The former owner of an email marketing company in Boca Raton, Florida will be spending eight years on a forced sabbatical for filching one billion data records from Acxiom, one of the world’s largest managers of personal, financial, and corporate data.

According to the Cincinnati Post, Acxiom handles “14 of the 15 top credit cards companies, five of the six biggest retail banks and seven of the top 10 car makers. All share the credit card and other information of their customers with Acxiom.”Other customers include TransUnion and the City of Chicago. In addition, Acxiom maintains nearly 850 terabytes of storage across five football fields worth of data centers worldwide, including the US Europe, China and Australia. Among other things, they process over a billion US postal records a day.

Acxiom claims it “continually gathers data from thousands of public and private sources,” enabling it to offer the “widest and latest selection of data possible” with “the most informative, accurate and recent demographic, socio-economic and lifestyle data available-at the individual or household level.”

And all that data’s not being collected for posterity. Acxiom offers it to direct marketers, among others, to identify the best prospects. For example, its CPI score, which is updated monthly, tracks an individual’s economic life and “quantifies the size of a specific consumer’s economic footprint, indicating the historical consumer purchasing and relative amount of marketing activity surrounding that individual.”

Chances you aren’t in Acxiom’s system? Darned near zero, if you’re a US denizen. And it does not matter whether you have ever used the Internet, or not.

A database housing the sensitive data for every sentient citizen demands Fort Knox-level security… or at least “local museum” security.

So you may be surprised at how Scott Levine’s heist was exposed.

It started unravelling when a hacker emailed screenshots of restricted portions of Hamilton County, Ohio websites to a freelance writer, John Lasker, ostensibly to demonstrate hacking prowess. Lasker forwarded the message to the Hamilton County telecom director, who in turn forwarded it to the sheriff’s department, where an astute deputy traced the email message’s header to one Jesse Tuttle (a.k.a. “Hackah Jak”) of Camp Dennison, Ohio.

When investigators raided Tuttle’s home in May 2003, his computer told them much more than they expected. In addition to county hacks, cops said they found kiddie porn, along with the transcript of an email chat wherein another hacker, Epitaph, bragged to Hackah Jak that he had access to Cincinnati Bell’s database.

Authorities hit the jackpot when they opened Epitaph’s computer. Upon Epitaph’s guilty plea, feds say Epitaph… er, Daniel Baas… was the systems administrator for a small shop that did business with Acxiom.
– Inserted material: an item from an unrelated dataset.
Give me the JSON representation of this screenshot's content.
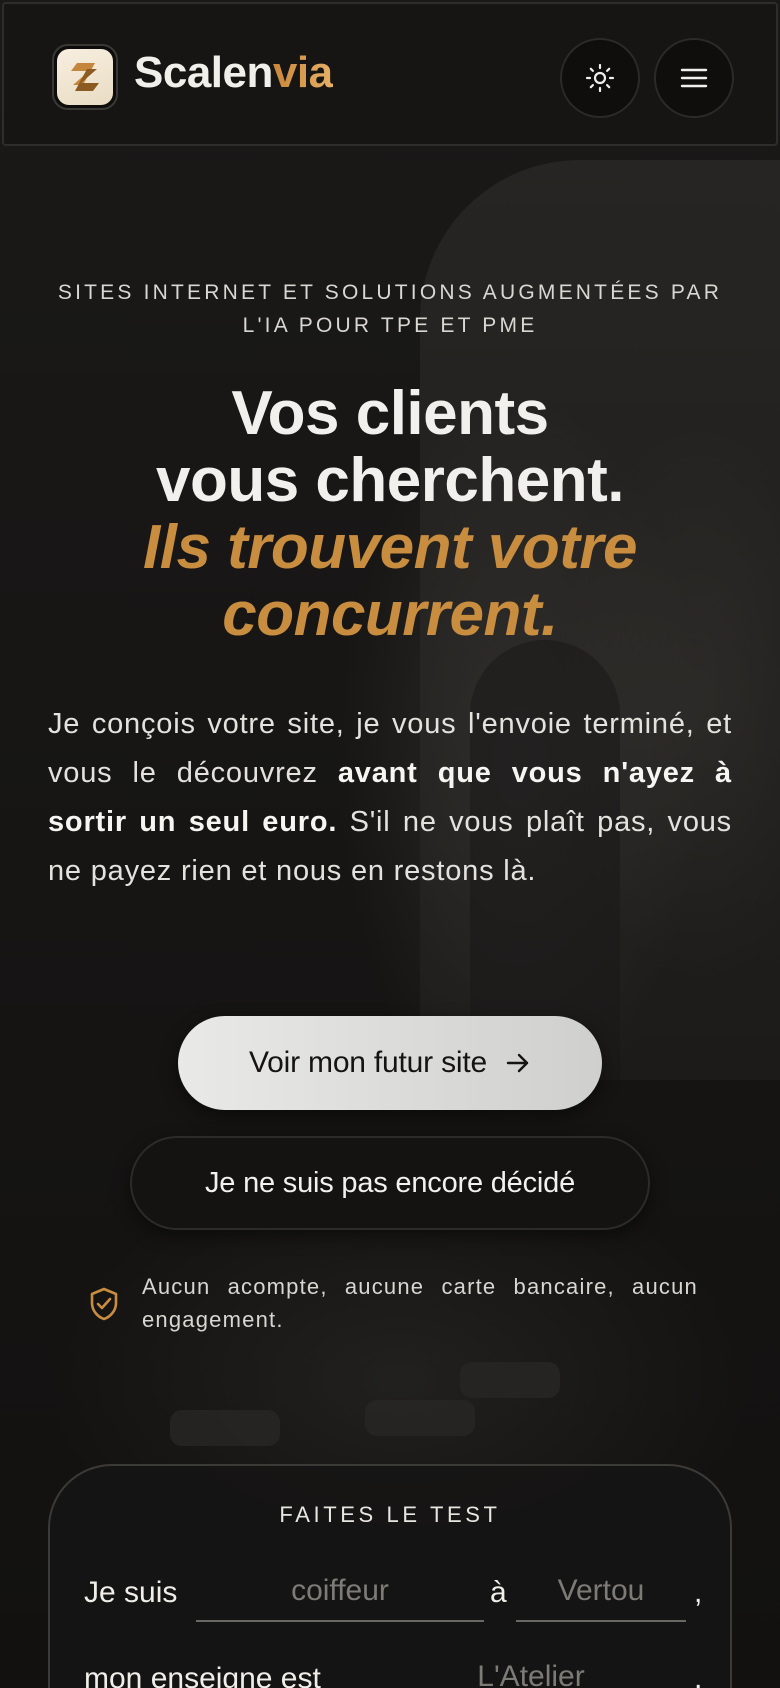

He was tasked with downloading his company’s files from Acxiom’s FTP server.

Gregory Lockhart, the US Attorney in Charge said, “Baas committed a crime when he exceeded his authorized access, looked for and downloaded an encrypted password file, and ran a password cracking program against the file.”

You think? In addition, the government’s statement of facts avers:

Baas illegally obtained about 300 passwords, including one that acted like a “master key” and allowed him to download files that belonged to other Acxiom customers. The downloaded files contained personal identification information.

Millions of records worth US$1.9 million.

At the time, Caryn Rousseau reported that, while Baas burned CDs full of Acxiom’s data from 10 December 2002 through New Years, Acxiom said it had no idea its security had been breached till the sheriff called nearly eight months later. In addition, she writes that a sheriff’s deputy claimed Baas bragged in chat rooms that he had removed databases from Acxiom servers.

During the course of the Baas investigation, technicians stumbled over another illicit data miner… Scott Levine, owner of Snipermail… yet another Acxiom customer with a password.

The feds claimed that Levine cracked Acxiom’s password system so he could filch other peoples’ data. From January through July 2003, he abused this authority, ultimately downloading a billion records with a purported street value of US$7 million. Seems like Levine took up where Baas left off.

Despite all this, you might say Scott Levine is lucky. His original indictment in July 2004 carried 144 counts. But by the time his jury was finished a year later, the US prison system’s latest inductee was found guilty of just 120 counts of unauthorized access of a protected computer, two counts of access device fraud, and one count of obstruction of justice.

We woulda hung him. Instead, Levine got eight years.

And the rest of us are still stuck with Acxiom protecting our privates.